Le Préfet du Loiret écrit aux maires pour leur indiquer les mesures à prendre en vue de la rentrée des récoltes. Le conseil réuni juge qu’il y a assez de cultivateurs et d’employés agricoles dans la commune pour faire les moissons et le battage dans d’assez bonnes conditions. Les blés sont coupés et les avoines ne tarderont pas à l’être également. Les conseillers estiment qu’il n’y a pas lieu de voter des crédits pour aider au manque de bras ni de solliciter l’intervention d’ouvriers chômeurs car il y a une entraide suffisante entre voisins et membres d’une même famille. La guerre ayant déjà fait ses premières victimes, des œuvres de secours aux blessés voient le jour à l’échelon national. L’Association des Dames Françaises et l’Association des Hôpitaux Militaires apportent leur soutien à la Croix Rouge. Le conseil vote une subvention de 50 Francs (106 EUROS) et décide que des quêtes seront faites par des jeunes filles du pays. Celles–ci arrivent à collecter 528 Francs. (1647 euros)

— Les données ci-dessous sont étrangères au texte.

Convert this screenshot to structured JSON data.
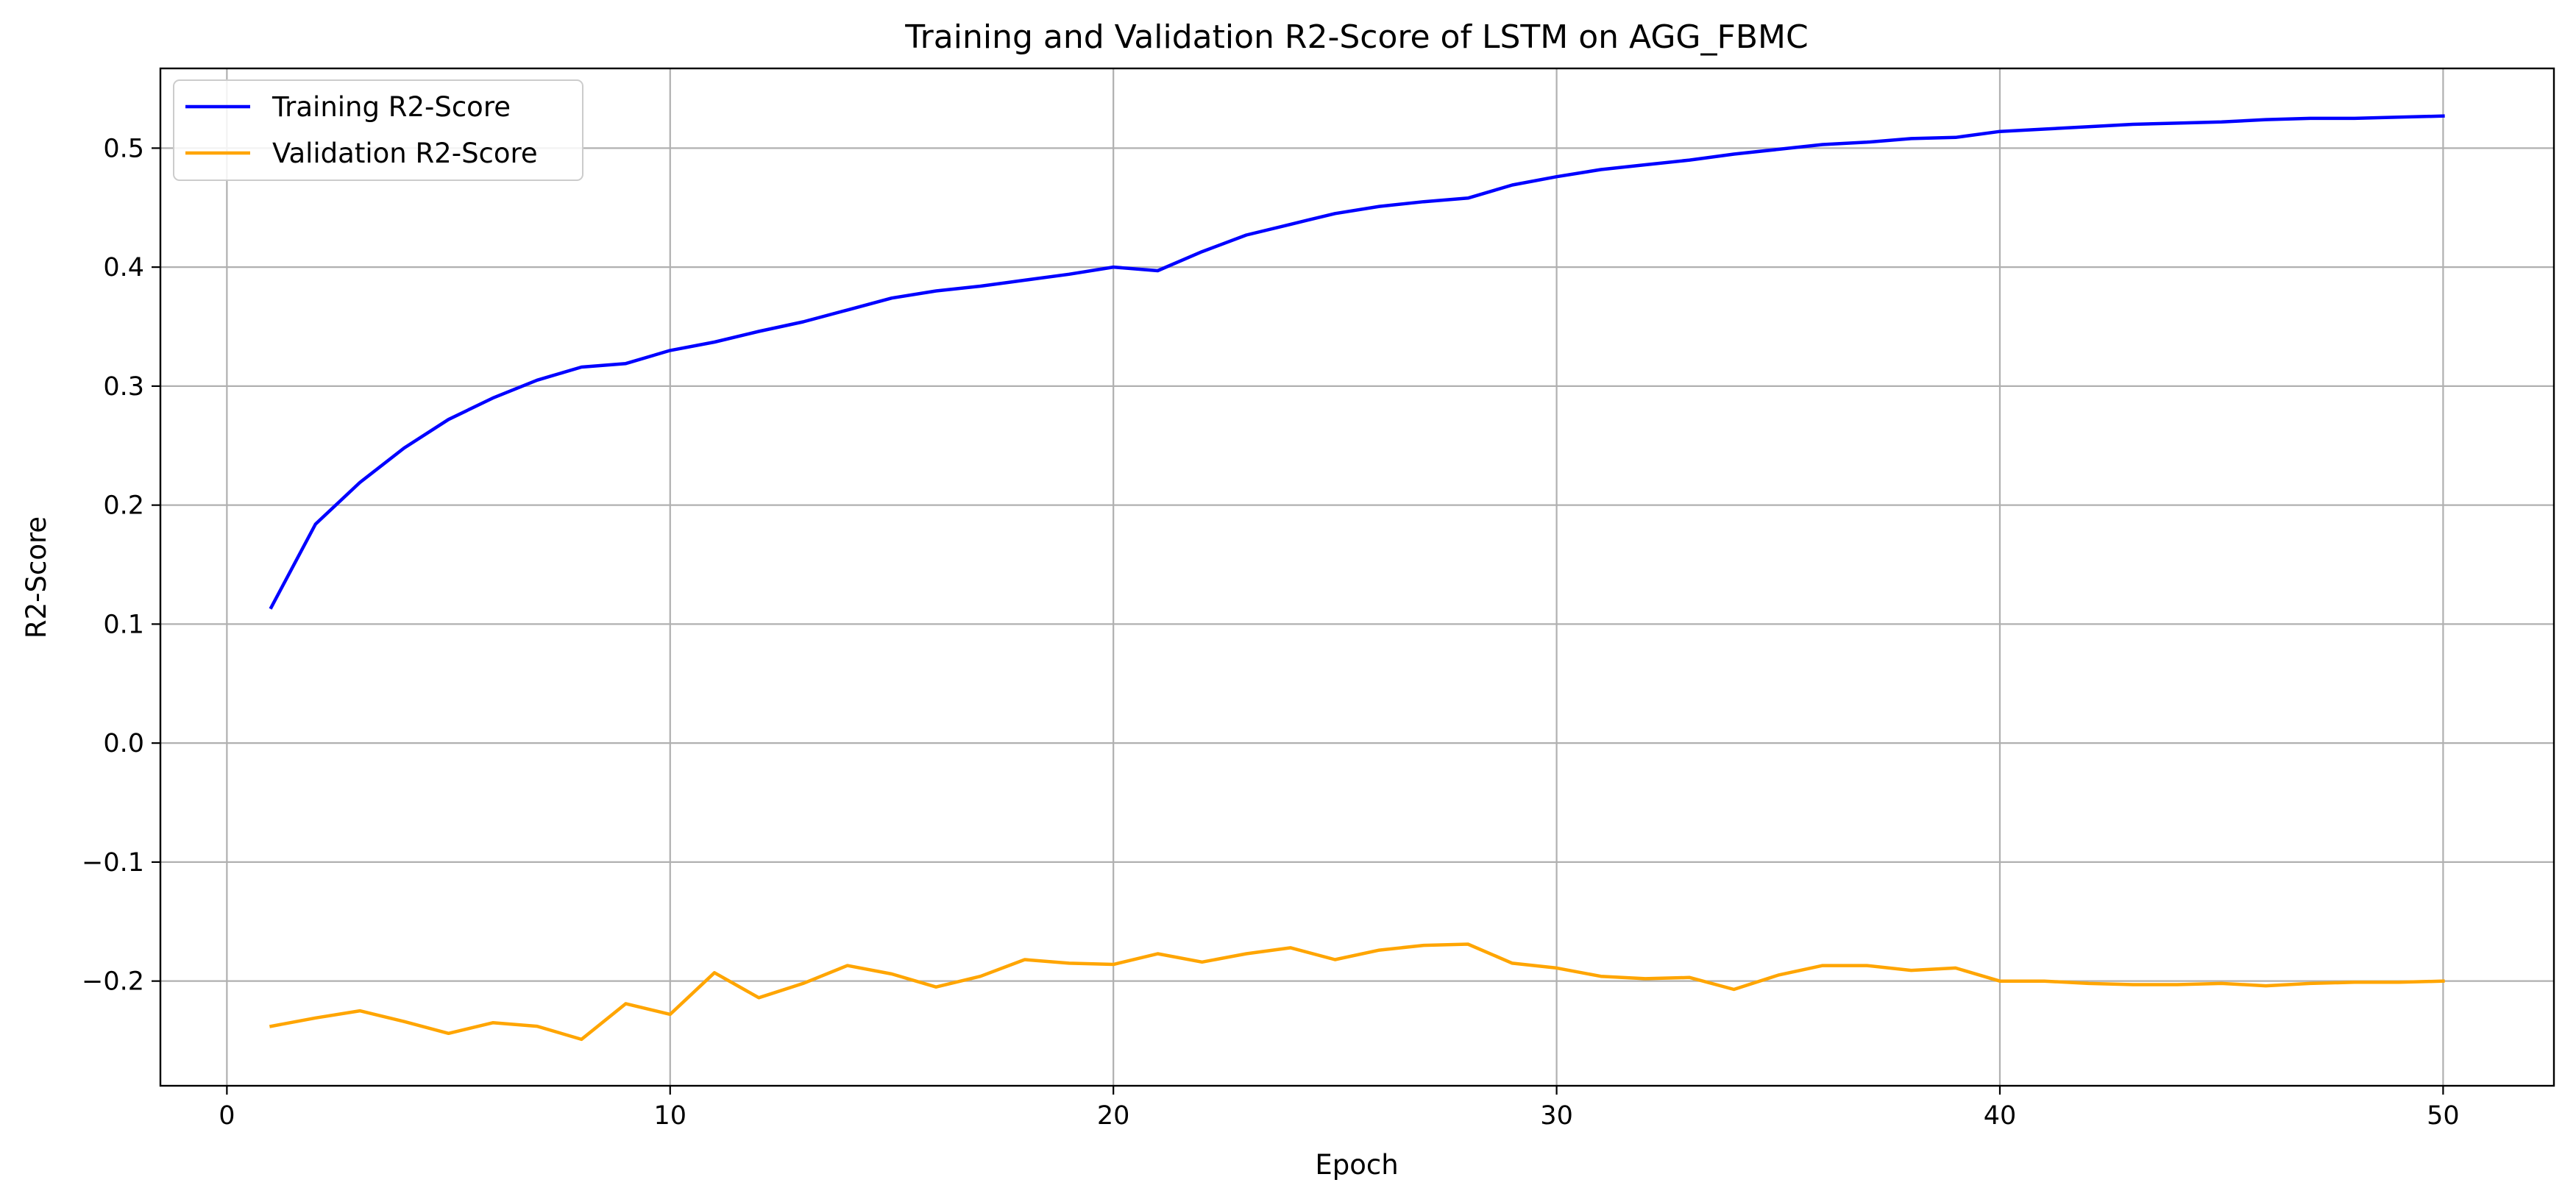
{
  "chart_data": {
    "type": "line",
    "title": "Training and Validation R2-Score of LSTM on AGG_FBMC",
    "xlabel": "Epoch",
    "ylabel": "R2-Score",
    "xlim": [
      -1.5,
      52.5
    ],
    "ylim": [
      -0.288,
      0.567
    ],
    "xticks": [
      0,
      10,
      20,
      30,
      40,
      50
    ],
    "xtick_labels": [
      "0",
      "10",
      "20",
      "30",
      "40",
      "50"
    ],
    "yticks": [
      -0.2,
      -0.1,
      0.0,
      0.1,
      0.2,
      0.3,
      0.4,
      0.5
    ],
    "ytick_labels": [
      "−0.2",
      "−0.1",
      "0.0",
      "0.1",
      "0.2",
      "0.3",
      "0.4",
      "0.5"
    ],
    "grid": true,
    "legend_position": "upper-left",
    "x": [
      1,
      2,
      3,
      4,
      5,
      6,
      7,
      8,
      9,
      10,
      11,
      12,
      13,
      14,
      15,
      16,
      17,
      18,
      19,
      20,
      21,
      22,
      23,
      24,
      25,
      26,
      27,
      28,
      29,
      30,
      31,
      32,
      33,
      34,
      35,
      36,
      37,
      38,
      39,
      40,
      41,
      42,
      43,
      44,
      45,
      46,
      47,
      48,
      49,
      50
    ],
    "series": [
      {
        "name": "Training R2-Score",
        "color": "#0000ff",
        "values": [
          0.114,
          0.184,
          0.219,
          0.248,
          0.272,
          0.29,
          0.305,
          0.316,
          0.319,
          0.33,
          0.337,
          0.346,
          0.354,
          0.364,
          0.374,
          0.38,
          0.384,
          0.389,
          0.394,
          0.4,
          0.397,
          0.413,
          0.427,
          0.436,
          0.445,
          0.451,
          0.455,
          0.458,
          0.469,
          0.476,
          0.482,
          0.486,
          0.49,
          0.495,
          0.499,
          0.503,
          0.505,
          0.508,
          0.509,
          0.514,
          0.516,
          0.518,
          0.52,
          0.521,
          0.522,
          0.524,
          0.525,
          0.525,
          0.526,
          0.527
        ]
      },
      {
        "name": "Validation R2-Score",
        "color": "#ffa500",
        "values": [
          -0.238,
          -0.231,
          -0.225,
          -0.234,
          -0.244,
          -0.235,
          -0.238,
          -0.249,
          -0.219,
          -0.228,
          -0.193,
          -0.214,
          -0.202,
          -0.187,
          -0.194,
          -0.205,
          -0.196,
          -0.182,
          -0.185,
          -0.186,
          -0.177,
          -0.184,
          -0.177,
          -0.172,
          -0.182,
          -0.174,
          -0.17,
          -0.169,
          -0.185,
          -0.189,
          -0.196,
          -0.198,
          -0.197,
          -0.207,
          -0.195,
          -0.187,
          -0.187,
          -0.191,
          -0.189,
          -0.2,
          -0.2,
          -0.202,
          -0.203,
          -0.203,
          -0.202,
          -0.204,
          -0.202,
          -0.201,
          -0.201,
          -0.2
        ]
      }
    ]
  }
}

L’année se termine sur un bilan des diverses tâches agricoles plutôt positif. Bien qu’il n’y ait pas eu partout les travaux préparatoires aux semailles, les surfaces ensemencées en blé et seigle atteindront dans la commune de CHAILLY à peu prés la même superficie que les années précédentes…

Evénements de l’année 1914 en FRANCE : Le 31 juillet, JAURES, dernier rempart contre la guerre, est assassiné par Raoul Villain. En août les allemands enfoncent les lignes alliées. En septembre Joffre et Galliéni les arrêtent sur une ligne Soissons-Verdun. En Octobre Foch, par la victoire d’Ypres leur barre le chemin de la mer. C’est le début de la guerre des tranchées…

Dans le monde :
Le canal de Panama est ouvert.
Le 28 juin l’archiduc d’Autriche François-Ferdinand est assassiné à Sarajevo.
La première transfusion sanguine à partir de sang conservé est réalisée.
Coolidge construit le premier tube à rayons X.
La plaque photographique est remplacée par le film.
Les premiers feux de signalisation routière sont installés à Cleveland.